Recently, I was listening to an associate working in construction complain about how many of their new fixtures break upon installation. Yet despite having to order twice as many than they had from their original supplier, an employee was currently being rewarded for finding the seller that offered “the same” fixture for 25% less. This was of course as confusing to me as it should be to you. By sourcing from this alternative supplier with the cheaper fixtures, the company was unambiguously paying more! Needless to say, I told him I had a vintage Wolseley I could get him an unbelievable deal on…
Now that’s a pretty straightforward example with a seemingly simple to remedy, but the cost of cheap is often much more subtle.
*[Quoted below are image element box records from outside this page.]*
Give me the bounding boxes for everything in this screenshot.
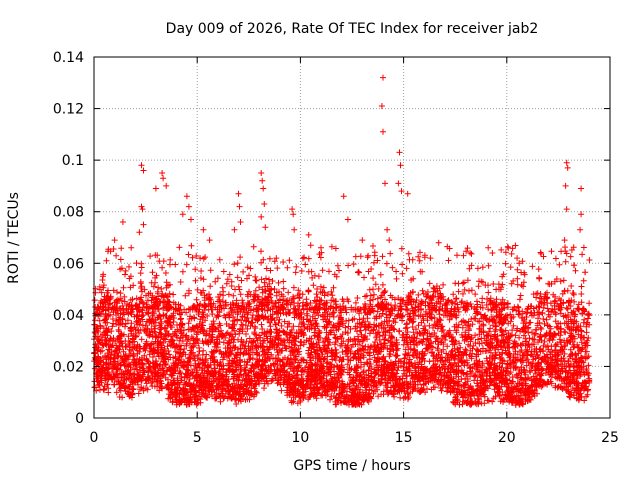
y-tick-label: 0.12 xyxy=(53,102,84,118)
y-tick-label: 0.06 xyxy=(53,256,84,272)
y-tick-label: 0.04 xyxy=(53,308,84,324)
roti-point xyxy=(378,103,385,109)
roti-point xyxy=(291,226,298,233)
roti-point xyxy=(578,185,585,192)
roti-point xyxy=(136,229,143,236)
roti-point xyxy=(185,203,192,210)
roti-point xyxy=(111,237,118,244)
y-tick-label: 0.08 xyxy=(53,205,84,221)
roti-point xyxy=(188,216,194,223)
roti-point xyxy=(563,206,570,213)
roti-point xyxy=(514,255,521,262)
y-tick-label: 0.14 xyxy=(53,50,84,66)
roti-point xyxy=(563,159,570,166)
roti-point xyxy=(305,231,312,238)
y-tick-label: 0.1 xyxy=(62,153,84,169)
roti-point xyxy=(163,182,170,189)
roti-point xyxy=(578,211,585,218)
y-tick-label: 0 xyxy=(75,411,84,427)
x-tick-label: 25 xyxy=(601,430,619,446)
roti-point xyxy=(386,237,393,244)
x-tick-label: 15 xyxy=(395,430,413,446)
roti-point xyxy=(474,265,481,272)
roti-point xyxy=(139,206,146,213)
roti-point xyxy=(183,193,190,200)
x-tick-label: 20 xyxy=(498,430,516,446)
roti-point xyxy=(258,213,265,220)
roti-point xyxy=(485,244,492,251)
roti-point xyxy=(489,250,496,256)
roti-point xyxy=(236,203,243,210)
data-points xyxy=(91,74,593,409)
roti-point xyxy=(206,237,213,244)
roti-point xyxy=(260,185,267,192)
roti-point xyxy=(318,244,324,251)
roti-point xyxy=(119,219,126,225)
roti-point xyxy=(460,252,467,259)
roti-point xyxy=(160,175,167,182)
roti-point xyxy=(371,252,378,259)
roti-point xyxy=(290,211,297,218)
axis-ticks: 0 5 10 15 20 25 0 0.02 0.04 0.06 0.08 0.1 0.12 0.14 xyxy=(53,50,619,446)
x-tick-label: 5 xyxy=(193,430,202,446)
roti-point xyxy=(516,260,523,267)
roti-point xyxy=(140,167,147,174)
roti-point xyxy=(258,170,265,176)
roti-point xyxy=(397,162,404,169)
roti-point xyxy=(262,224,269,231)
roti-point xyxy=(159,170,166,176)
roti-point xyxy=(562,182,569,189)
roti-point xyxy=(289,206,296,213)
roti-point xyxy=(395,180,402,187)
x-axis-label: GPS time / hours xyxy=(293,458,410,474)
roti-point xyxy=(577,226,584,233)
roti-point xyxy=(200,226,207,233)
roti-point xyxy=(140,221,147,228)
roti-point xyxy=(128,244,135,251)
roti-point xyxy=(259,177,266,184)
y-tick-label: 0.02 xyxy=(53,359,84,375)
roti-point xyxy=(235,190,242,197)
roti-point xyxy=(380,128,386,135)
roti-point xyxy=(382,180,388,187)
roti-point xyxy=(561,237,568,244)
roti-point xyxy=(380,74,386,81)
roti-point xyxy=(398,188,405,195)
roti-point xyxy=(340,193,347,200)
roti-point xyxy=(307,242,314,249)
roti-point xyxy=(359,237,366,244)
roti-point xyxy=(261,201,268,207)
x-tick-label: 10 xyxy=(291,430,309,446)
roti-point xyxy=(344,216,351,223)
roti-point xyxy=(427,255,434,262)
roti-point xyxy=(231,226,238,233)
roti-point-cloud xyxy=(91,242,593,409)
x-tick-label: 0 xyxy=(90,430,99,446)
chart-title: Day 009 of 2026, Rate Of TEC Index for r… xyxy=(166,21,539,37)
roti-point xyxy=(237,219,244,225)
y-axis-label: ROTI / TECUs xyxy=(6,192,22,284)
roti-point xyxy=(435,239,442,246)
roti-point xyxy=(103,257,110,264)
roti-point xyxy=(179,211,186,218)
roti-point xyxy=(152,185,159,192)
plot-frame xyxy=(93,56,611,419)
roti-point xyxy=(404,190,411,197)
roti-point xyxy=(138,162,145,169)
roti-point xyxy=(564,164,571,171)
roti-point xyxy=(384,226,391,233)
roti-point xyxy=(396,149,403,156)
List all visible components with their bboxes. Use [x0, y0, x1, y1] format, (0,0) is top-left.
What about a company ordering electronic components? On the surface, there may appear to be several suppliers that can provide the same semiconductor. Behind the scenes though, engineers use software packages in the design of their products and these applications are often specific to that component manufacturer. This hidden cost can then manifest itself in several ways such as conductor incompatibility, inaccurate documentation, and having to train engineers to effectively use a new software.
Overcoming the Price Tag
It is a salesperson’s job to create or discover the unique value that they can bring to their customers, then marshal the resources, talent, and creativity of their company to deliver it. To establish this one-of-a-kind quality, the salesperson must have a clear understanding of what their customers need and care about. We may think that some aspect of our offering is of great benefit, but if the customer does not perceive that value, then it does not exist. And if competitors are offering the same or similar, then there is no differentiation – besides price that is.
Many of the organizations we work with are shocked to hear what their own customers shared regarding the harsh reality of unclear value, yet very clear competition. This disconnect undoubtedly comes from faith in and familiarity with one’s own offering and, as a result, an underestimating of alternatives. Interestingly enough though, we have rarely worked with a company that could not differentiate itself and offer something unique through a carefully crafted sales approach; one that discovers what their customer wants, then demonstrates and delivers on that desire in a professional manner.
Ask yourself: does the unique value in your offering decrease costs? Does it save time? Will it enable your customer to reach new markets? Will it provide them with the ability to better meet their strategic goals?
Consider for a moment a supplier who knows their customer’s business inside and out. They know that when they receive an order for a specific product configuration, their customer may be better with a slightly modified solution. A quick phone call and a short discussion regarding the different solutions would result in a superior situation.
What is that worth compared to the supplier that would simply send over their URL and ship as ordered?
In short, companies obviously have every right to buy from the cheapest supplier, and you should expect them to do so. But if we start by understanding the customer and the nuance of their situations, we as salespeople can highlight how our solutions provide greater value than our competition – and in doing so quantify the cost of cheap.